Exim is a mail server which suports TLS for encrypted connections. This is supported for incoming connections as well as outgoing connections.
The support for outgoing connections is a bit useless in it's default setting, though:
- If the remote server offers TLS exim will negotiate an encrypted connection, but will not verify the certificate, rendering the encryption somewhat useless
- If the remote side does not offer TLS mail will be sent in plain text.
All in all this is pretty useless from a security point of view. Making exim do the right thing requires some additions to the SMTP transport (the following is sufficient for the default exim configuration on CentOS" systems):
remote_smtp:
driver = smtp
hosts_require_tls = *
tls_tempfail_tryclear = false
tls_verify_certificates = /etc/pki/tls/certs
This forces exim to use TLS for every outgoing connection (hostsrequiretls = *
), forbids fallback to clear text if TLS does not work, (tls_tempfail_tryclear = false
) and points to a directory containing a trusted certificates (tls_verify_certificates = /etc/pki/tls/certs
).
The last parameter is the main reason for this article, as it does not exactly do what it says on the tin. The exim in CentOS is built against OpenSSL, and the OpenSSL libraries are built with /etc/pki/tls/certs
as the default search path for certificates. The documentation for the parameter says:
The value of this option must be the absolute path to a file containing permitted server certificates, for use when setting up an encrypted connection. Alternatively, if you are using OpenSSL, you can set tlsverifycertificates to the name of a directory containing certificate files. This does not work with GnuTLS; the option must be set to the name of a single file if you are using GnuTLS. The values of $host and $host_address are set to the name and address of the server during the expansion of this option. See chapter 39 for details of TLS.
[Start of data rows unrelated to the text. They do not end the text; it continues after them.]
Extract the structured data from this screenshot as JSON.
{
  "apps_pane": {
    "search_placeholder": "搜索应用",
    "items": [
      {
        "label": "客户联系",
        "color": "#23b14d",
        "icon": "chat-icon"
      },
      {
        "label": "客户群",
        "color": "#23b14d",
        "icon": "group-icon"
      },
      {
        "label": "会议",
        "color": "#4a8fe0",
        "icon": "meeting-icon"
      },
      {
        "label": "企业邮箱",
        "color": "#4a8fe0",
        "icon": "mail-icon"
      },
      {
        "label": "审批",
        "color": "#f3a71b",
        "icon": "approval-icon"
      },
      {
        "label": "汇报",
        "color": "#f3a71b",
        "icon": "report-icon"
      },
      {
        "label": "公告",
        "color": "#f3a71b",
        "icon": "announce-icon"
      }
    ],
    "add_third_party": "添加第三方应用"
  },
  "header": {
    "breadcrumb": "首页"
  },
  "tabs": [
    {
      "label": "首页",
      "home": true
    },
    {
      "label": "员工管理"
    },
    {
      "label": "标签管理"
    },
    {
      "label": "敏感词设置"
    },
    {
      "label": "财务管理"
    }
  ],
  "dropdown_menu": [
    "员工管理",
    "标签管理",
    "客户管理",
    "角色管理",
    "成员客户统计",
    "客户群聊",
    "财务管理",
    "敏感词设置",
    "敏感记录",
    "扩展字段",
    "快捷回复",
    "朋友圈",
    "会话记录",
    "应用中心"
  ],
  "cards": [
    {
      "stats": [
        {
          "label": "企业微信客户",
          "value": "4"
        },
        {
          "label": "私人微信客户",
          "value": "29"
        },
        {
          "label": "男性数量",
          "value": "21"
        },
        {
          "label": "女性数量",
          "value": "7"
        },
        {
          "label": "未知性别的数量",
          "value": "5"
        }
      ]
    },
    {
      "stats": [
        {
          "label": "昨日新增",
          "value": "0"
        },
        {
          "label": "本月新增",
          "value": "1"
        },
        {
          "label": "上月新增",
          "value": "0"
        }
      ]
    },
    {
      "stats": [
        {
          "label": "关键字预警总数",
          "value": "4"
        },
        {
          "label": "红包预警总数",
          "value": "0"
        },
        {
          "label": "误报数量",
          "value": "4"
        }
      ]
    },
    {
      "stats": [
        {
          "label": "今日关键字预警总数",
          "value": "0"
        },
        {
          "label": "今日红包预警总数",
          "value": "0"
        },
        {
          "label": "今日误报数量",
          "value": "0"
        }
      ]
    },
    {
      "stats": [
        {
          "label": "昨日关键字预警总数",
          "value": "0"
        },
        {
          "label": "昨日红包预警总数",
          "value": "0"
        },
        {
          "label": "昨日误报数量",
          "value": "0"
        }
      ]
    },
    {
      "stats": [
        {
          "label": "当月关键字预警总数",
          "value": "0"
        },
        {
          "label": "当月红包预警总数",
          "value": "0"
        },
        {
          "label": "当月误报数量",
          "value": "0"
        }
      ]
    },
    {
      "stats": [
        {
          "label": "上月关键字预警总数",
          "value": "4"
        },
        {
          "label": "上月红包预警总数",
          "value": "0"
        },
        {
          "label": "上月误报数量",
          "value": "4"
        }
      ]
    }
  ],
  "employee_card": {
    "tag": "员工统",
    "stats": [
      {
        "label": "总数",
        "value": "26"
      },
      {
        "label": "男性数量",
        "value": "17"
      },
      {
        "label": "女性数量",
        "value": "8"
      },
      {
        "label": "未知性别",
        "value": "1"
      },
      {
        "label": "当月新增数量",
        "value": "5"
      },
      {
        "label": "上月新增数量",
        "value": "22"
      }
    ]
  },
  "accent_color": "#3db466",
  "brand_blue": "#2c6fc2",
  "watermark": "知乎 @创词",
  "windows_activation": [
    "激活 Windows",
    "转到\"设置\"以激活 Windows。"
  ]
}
The part missing from this is that the path set with tlsverifycertificates
is searched in addition to the default certificate search path configured for OpenSSL. So if the OpenSSL default search path already contains all the certificates required, tlsverifycertificates
must be set to force exim to verify the certificates, but the value it is set to does not matter. For security reasons it ought to be set to the default OpenSSL search path, though, to prevent someone from maliciously adding more trusted certificates.
PS:
Doing this for a general purpose mail server is probably not a good idea, as many mail servers do not offer TLS, and even if they do, their certificate may not be signed by a trusted (by the client) certificate authority. The mail server in question here will only send mail to a single host.